Will Latino demographics manifest their destiny in 2020? Could the Latino vote turn Texas blue for the first time in over 40 years? It’s hard to say, but if organizers want to boost Latino turnout, they’ll want to focus on voter registration. While it’s typically reported that Latino turnout is 10 to 20 points lower than that of other demographics, that might just be because they are registered at lower rates. Latinos vote at a comparable rate to other groups—75 percent—once they are registered to vote.

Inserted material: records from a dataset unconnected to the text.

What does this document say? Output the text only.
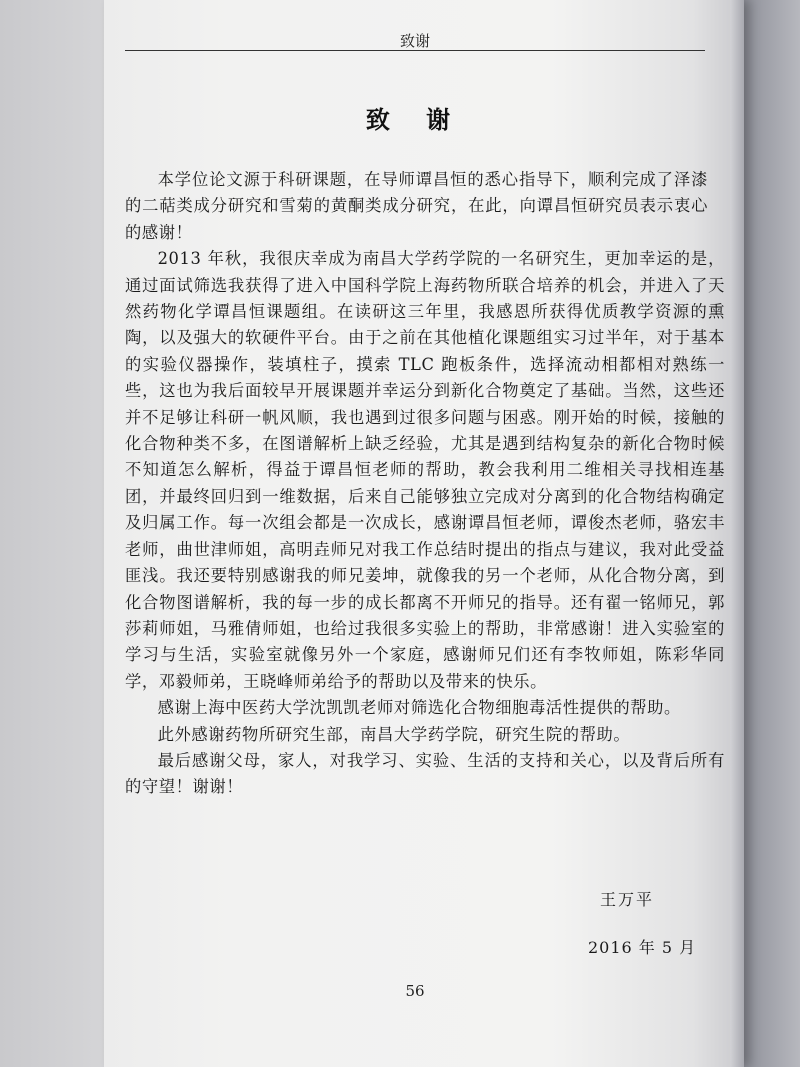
致谢
致 谢

本学位论文源于科研课题，在导师谭昌恒的悉心指导下，顺利完成了泽漆的二萜类成分研究和雪菊的黄酮类成分研究，在此，向谭昌恒研究员表示衷心的感谢！

2013 年秋，我很庆幸成为南昌大学药学院的一名研究生，更加幸运的是，通过面试筛选我获得了进入中国科学院上海药物所联合培养的机会，并进入了天然药物化学谭昌恒课题组。在读研这三年里，我感恩所获得优质教学资源的熏陶，以及强大的软硬件平台。由于之前在其他植化课题组实习过半年，对于基本的实验仪器操作，装填柱子，摸索 TLC 跑板条件，选择流动相都相对熟练一些，这也为我后面较早开展课题并幸运分到新化合物奠定了基础。当然，这些还并不足够让科研一帆风顺，我也遇到过很多问题与困惑。刚开始的时候，接触的化合物种类不多，在图谱解析上缺乏经验，尤其是遇到结构复杂的新化合物时候不知道怎么解析，得益于谭昌恒老师的帮助，教会我利用二维相关寻找相连基团，并最终回归到一维数据，后来自己能够独立完成对分离到的化合物结构确定及归属工作。每一次组会都是一次成长，感谢谭昌恒老师，谭俊杰老师，骆宏丰老师，曲世津师姐，高明垚师兄对我工作总结时提出的指点与建议，我对此受益匪浅。我还要特别感谢我的师兄姜坤，就像我的另一个老师，从化合物分离，到化合物图谱解析，我的每一步的成长都离不开师兄的指导。还有翟一铭师兄，郭莎莉师姐，马雅倩师姐，也给过我很多实验上的帮助，非常感谢！进入实验室的学习与生活，实验室就像另外一个家庭，感谢师兄们还有李牧师姐，陈彩华同学，邓毅师弟，王晓峰师弟给予的帮助以及带来的快乐。

感谢上海中医药大学沈凯凯老师对筛选化合物细胞毒活性提供的帮助。

此外感谢药物所研究生部，南昌大学药学院，研究生院的帮助。

最后感谢父母，家人，对我学习、实验、生活的支持和关心，以及背后所有的守望！谢谢！

王万平
2016 年 5 月
56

Exit poll data on the Latino vote is scant, and where there is data, the methodology is questionable. Just six of the 15 states and territories that held primaries on 2020 Super Tuesday had a breakdown of the Latino vote. Latinos made up less than 10 percent of Democratic voters in three of those six, and the state-level margins of error was as high as 7 points. Exit polling in general of the Latino vote can be questionable—and typically overstates GOP support and undercounts Democratic support by about 10 points—for two primary reasons. One, it’s not clear if the poll is offered in Spanish as well as English, and if so, how many surveys were conducted in Spanish. Two, the Latino population is more heavily concentrated in Democrat-heavy districts, and the exit polls tend to sample swing districts.
All that said, more than 1.8 million Latinos cast votes in just those six states on Tuesday, including the two states with the largest Latino populations, California and Texas. The results give an indication of how the top candidates are faring with the demographic, projected to be the largest minority bloc of eligible voters for the first time ever in 2020.